SRK walked on the stage after a clip from his 2007 blockbuster film Om Shanti Om played on the big screen. He immediately had the audience in his grip when he said, “India decided that somehow I, the Muslim son of a broke freedom fighter, would become its king of romance.”

He further lightened the mood by saying “I’ve been made to understand there are lots of you here who have never seen my work, and I feel really sad for you.”

The 20-minute talk, which included Khan sharing about his pre-acting days, journey to Bollywood and doing a step or two from his famous “Lungi dance,” earned a standing ovation from the TED audience crowd, which included Silicon valley leaders, scientists, and academics.


SRK has done over 90 films and danced to 200 songs in his 25 years long career, and has received countless awards, including the Legion of France’, one of the country’s highest civilian awards. He is also a recipient of an honorary doctorate from United Kingdom’s University of Edinburgh for his philanthropic work.
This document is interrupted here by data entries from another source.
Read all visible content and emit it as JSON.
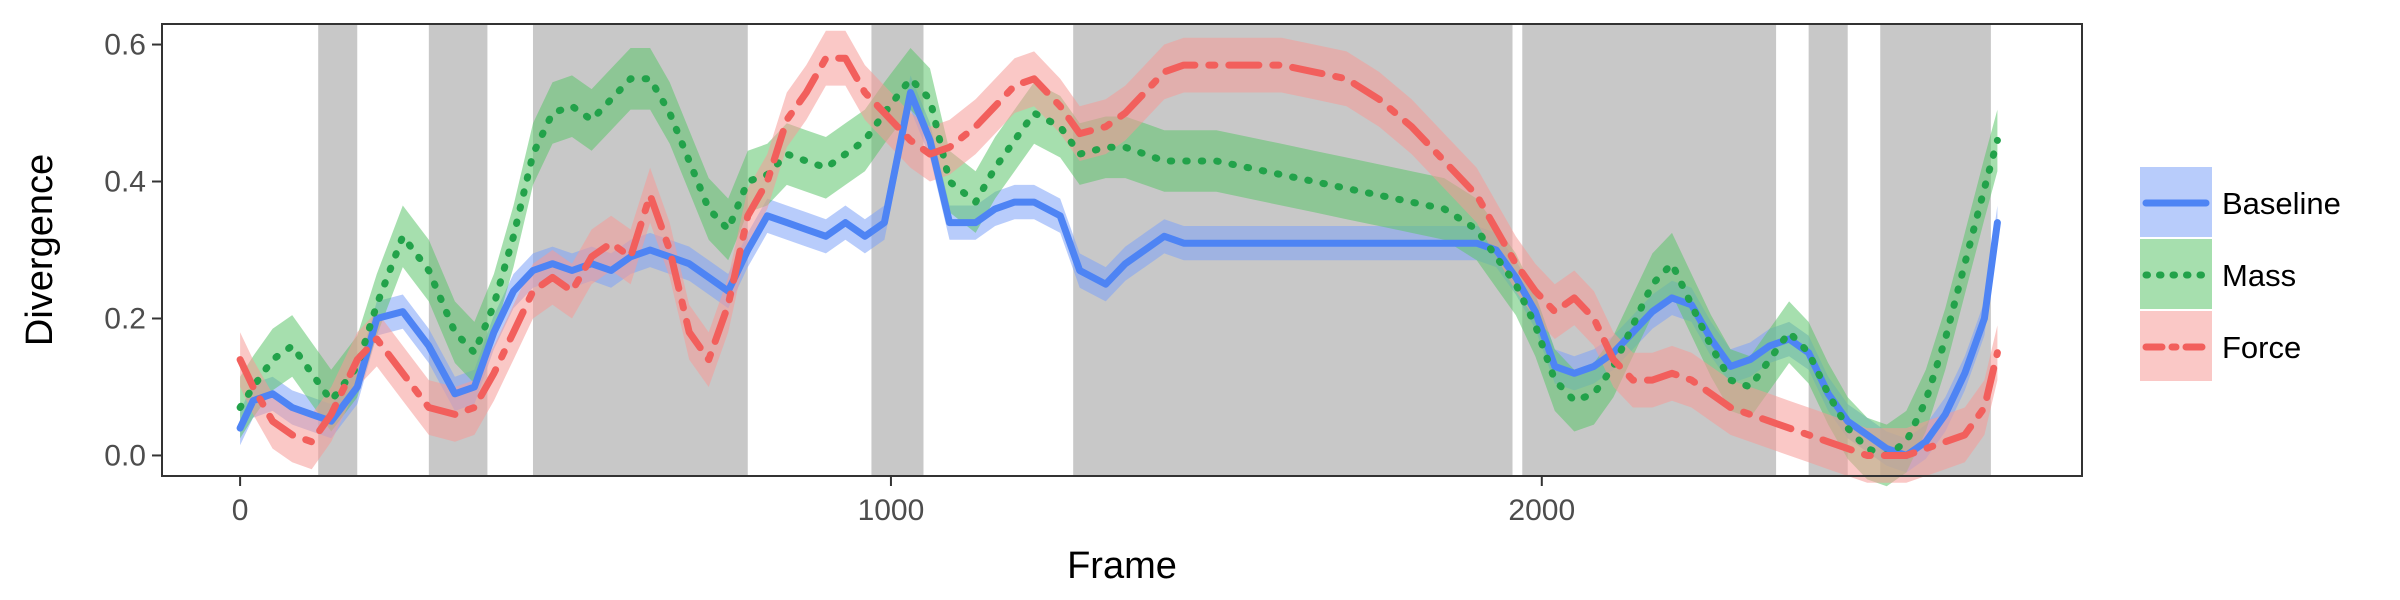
{
  "chart_data": {
    "type": "line",
    "title": "",
    "xlabel": "Frame",
    "ylabel": "Divergence",
    "xlim": [
      -120,
      2830
    ],
    "ylim": [
      -0.03,
      0.63
    ],
    "x_ticks": [
      0,
      1000,
      2000
    ],
    "y_ticks": [
      0.0,
      0.2,
      0.4,
      0.6
    ],
    "x_tick_labels": [
      "0",
      "1000",
      "2000"
    ],
    "y_tick_labels": [
      "0.0",
      "0.2",
      "0.4",
      "0.6"
    ],
    "grid": false,
    "legend_position": "right",
    "shaded_intervals": [
      [
        120,
        180
      ],
      [
        290,
        380
      ],
      [
        450,
        780
      ],
      [
        970,
        1050
      ],
      [
        1280,
        1955
      ],
      [
        1970,
        2360
      ],
      [
        2410,
        2470
      ],
      [
        2520,
        2690
      ]
    ],
    "shade_color": "#c8c8c8",
    "series": [
      {
        "name": "Baseline",
        "color": "#4e84f4",
        "band_color": "#7da3f7",
        "dash": "solid",
        "x": [
          0,
          20,
          50,
          80,
          110,
          140,
          180,
          210,
          250,
          290,
          330,
          360,
          390,
          420,
          450,
          480,
          510,
          540,
          570,
          600,
          630,
          660,
          690,
          720,
          750,
          780,
          810,
          840,
          870,
          900,
          930,
          960,
          990,
          1030,
          1060,
          1090,
          1130,
          1160,
          1190,
          1220,
          1260,
          1290,
          1330,
          1360,
          1390,
          1420,
          1450,
          1500,
          1550,
          1600,
          1650,
          1700,
          1750,
          1800,
          1850,
          1900,
          1930,
          1960,
          1990,
          2020,
          2050,
          2080,
          2110,
          2140,
          2170,
          2200,
          2230,
          2260,
          2290,
          2320,
          2350,
          2380,
          2410,
          2440,
          2470,
          2500,
          2530,
          2560,
          2590,
          2620,
          2650,
          2680,
          2700
        ],
        "y": [
          0.04,
          0.08,
          0.09,
          0.07,
          0.06,
          0.05,
          0.1,
          0.2,
          0.21,
          0.16,
          0.09,
          0.1,
          0.18,
          0.24,
          0.27,
          0.28,
          0.27,
          0.28,
          0.27,
          0.29,
          0.3,
          0.29,
          0.28,
          0.26,
          0.24,
          0.3,
          0.35,
          0.34,
          0.33,
          0.32,
          0.34,
          0.32,
          0.34,
          0.53,
          0.46,
          0.34,
          0.34,
          0.36,
          0.37,
          0.37,
          0.35,
          0.27,
          0.25,
          0.28,
          0.3,
          0.32,
          0.31,
          0.31,
          0.31,
          0.31,
          0.31,
          0.31,
          0.31,
          0.31,
          0.31,
          0.31,
          0.3,
          0.26,
          0.21,
          0.13,
          0.12,
          0.13,
          0.15,
          0.18,
          0.21,
          0.23,
          0.22,
          0.17,
          0.13,
          0.14,
          0.16,
          0.17,
          0.15,
          0.09,
          0.05,
          0.03,
          0.01,
          0.0,
          0.02,
          0.06,
          0.12,
          0.2,
          0.34
        ],
        "band_half_width": 0.025
      },
      {
        "name": "Mass",
        "color": "#22a24a",
        "band_color": "#5cc46c",
        "dash": "dotted",
        "x": [
          0,
          20,
          50,
          80,
          110,
          140,
          180,
          210,
          250,
          290,
          330,
          360,
          390,
          420,
          450,
          480,
          510,
          540,
          570,
          600,
          630,
          660,
          690,
          720,
          750,
          780,
          810,
          840,
          870,
          900,
          930,
          960,
          990,
          1030,
          1060,
          1090,
          1130,
          1160,
          1190,
          1220,
          1260,
          1290,
          1330,
          1360,
          1390,
          1420,
          1450,
          1500,
          1550,
          1600,
          1650,
          1700,
          1750,
          1800,
          1850,
          1900,
          1930,
          1960,
          1990,
          2020,
          2050,
          2080,
          2110,
          2140,
          2170,
          2200,
          2230,
          2260,
          2290,
          2320,
          2350,
          2380,
          2410,
          2440,
          2470,
          2500,
          2530,
          2560,
          2590,
          2620,
          2650,
          2680,
          2700
        ],
        "y": [
          0.07,
          0.1,
          0.14,
          0.16,
          0.12,
          0.08,
          0.13,
          0.22,
          0.32,
          0.27,
          0.18,
          0.15,
          0.22,
          0.32,
          0.44,
          0.5,
          0.51,
          0.49,
          0.52,
          0.55,
          0.55,
          0.5,
          0.43,
          0.36,
          0.33,
          0.4,
          0.41,
          0.44,
          0.43,
          0.42,
          0.44,
          0.46,
          0.5,
          0.55,
          0.52,
          0.4,
          0.37,
          0.42,
          0.46,
          0.5,
          0.48,
          0.44,
          0.45,
          0.45,
          0.44,
          0.43,
          0.43,
          0.43,
          0.42,
          0.41,
          0.4,
          0.39,
          0.38,
          0.37,
          0.36,
          0.33,
          0.29,
          0.25,
          0.19,
          0.11,
          0.08,
          0.09,
          0.13,
          0.19,
          0.25,
          0.28,
          0.22,
          0.16,
          0.11,
          0.1,
          0.14,
          0.18,
          0.15,
          0.09,
          0.04,
          0.01,
          0.0,
          0.02,
          0.08,
          0.17,
          0.28,
          0.39,
          0.46
        ],
        "band_half_width": 0.045
      },
      {
        "name": "Force",
        "color": "#f25f5c",
        "band_color": "#f59a98",
        "dash": "dashdot",
        "x": [
          0,
          20,
          50,
          80,
          110,
          140,
          180,
          210,
          250,
          290,
          330,
          360,
          390,
          420,
          450,
          480,
          510,
          540,
          570,
          600,
          630,
          660,
          690,
          720,
          750,
          780,
          810,
          840,
          870,
          900,
          930,
          960,
          990,
          1030,
          1060,
          1090,
          1130,
          1160,
          1190,
          1220,
          1260,
          1290,
          1330,
          1360,
          1390,
          1420,
          1450,
          1500,
          1550,
          1600,
          1650,
          1700,
          1750,
          1800,
          1850,
          1900,
          1930,
          1960,
          1990,
          2020,
          2050,
          2080,
          2110,
          2140,
          2170,
          2200,
          2230,
          2260,
          2290,
          2320,
          2350,
          2380,
          2410,
          2440,
          2470,
          2500,
          2530,
          2560,
          2590,
          2620,
          2650,
          2680,
          2700
        ],
        "y": [
          0.14,
          0.1,
          0.05,
          0.03,
          0.02,
          0.06,
          0.14,
          0.17,
          0.12,
          0.07,
          0.06,
          0.07,
          0.12,
          0.18,
          0.24,
          0.26,
          0.24,
          0.29,
          0.31,
          0.29,
          0.38,
          0.3,
          0.18,
          0.14,
          0.22,
          0.35,
          0.4,
          0.49,
          0.53,
          0.58,
          0.58,
          0.53,
          0.5,
          0.46,
          0.44,
          0.45,
          0.48,
          0.51,
          0.54,
          0.55,
          0.51,
          0.47,
          0.48,
          0.5,
          0.53,
          0.56,
          0.57,
          0.57,
          0.57,
          0.57,
          0.56,
          0.55,
          0.52,
          0.48,
          0.43,
          0.38,
          0.33,
          0.28,
          0.24,
          0.21,
          0.23,
          0.2,
          0.14,
          0.11,
          0.11,
          0.12,
          0.11,
          0.09,
          0.07,
          0.06,
          0.05,
          0.04,
          0.03,
          0.02,
          0.01,
          0.0,
          0.0,
          0.0,
          0.01,
          0.02,
          0.03,
          0.07,
          0.15
        ],
        "band_half_width": 0.04
      }
    ]
  }
}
Sharing his personal anecdotes, Khan recalled how the invention of internet affected him and his life. He said, “Everything I said took a new meaning; everything I did — good, bad, ugly — was there for the world to comment upon and judge.” “Everything I didn’t say or do was also met with the same fate.”

He further shared that in the new world, reality has become virtual, and virtual has become real. He connected this learning with his own life and shared that when the World Wide Web was taking over the world he started to feel that he could no longer be who he wanted to be or say what he actually thought. He said, “And humanity at this time completely identified with me. Both of us were going through our midlife crisis. Humanity, like me, was becoming an over-exposed prima donna.”

“The whole world, and all of humanity, seemed as lost as I was,” he added.

But, Khan believes even with all of the complex problems and confusion happening in the world right now, there has never been a more momentous time for humanity.

Khan added that instead of wasting our times thinking about our future or cribbing about the past, we all should try to live in the present. He said, “The present you is brave. The present you is hopeful. The present you is innovative and resourceful. And, of course, the present you is annoyingly indefinable.”

According to Khan, in his 51 years on planet Earth, he has learned one of life’s most important learning. “I’ve learned that whatever moves you, whatever urges you to create, build, whatever keeps you from failing, whatever helps you survive, is perhaps the oldest and the simplest emotion known to mankind, and that is love.”

Earlier this year, TED announced about its plans to bring a major network series in India hosted by Bollywood star Shah Rukh Khan. The program, TED Talks India: Nayi Soch, which translates to “new thinking,” is the first time that TED is collaborating with a major network to produce a TV series featuring original TED Talks in a language other than English—Hindi.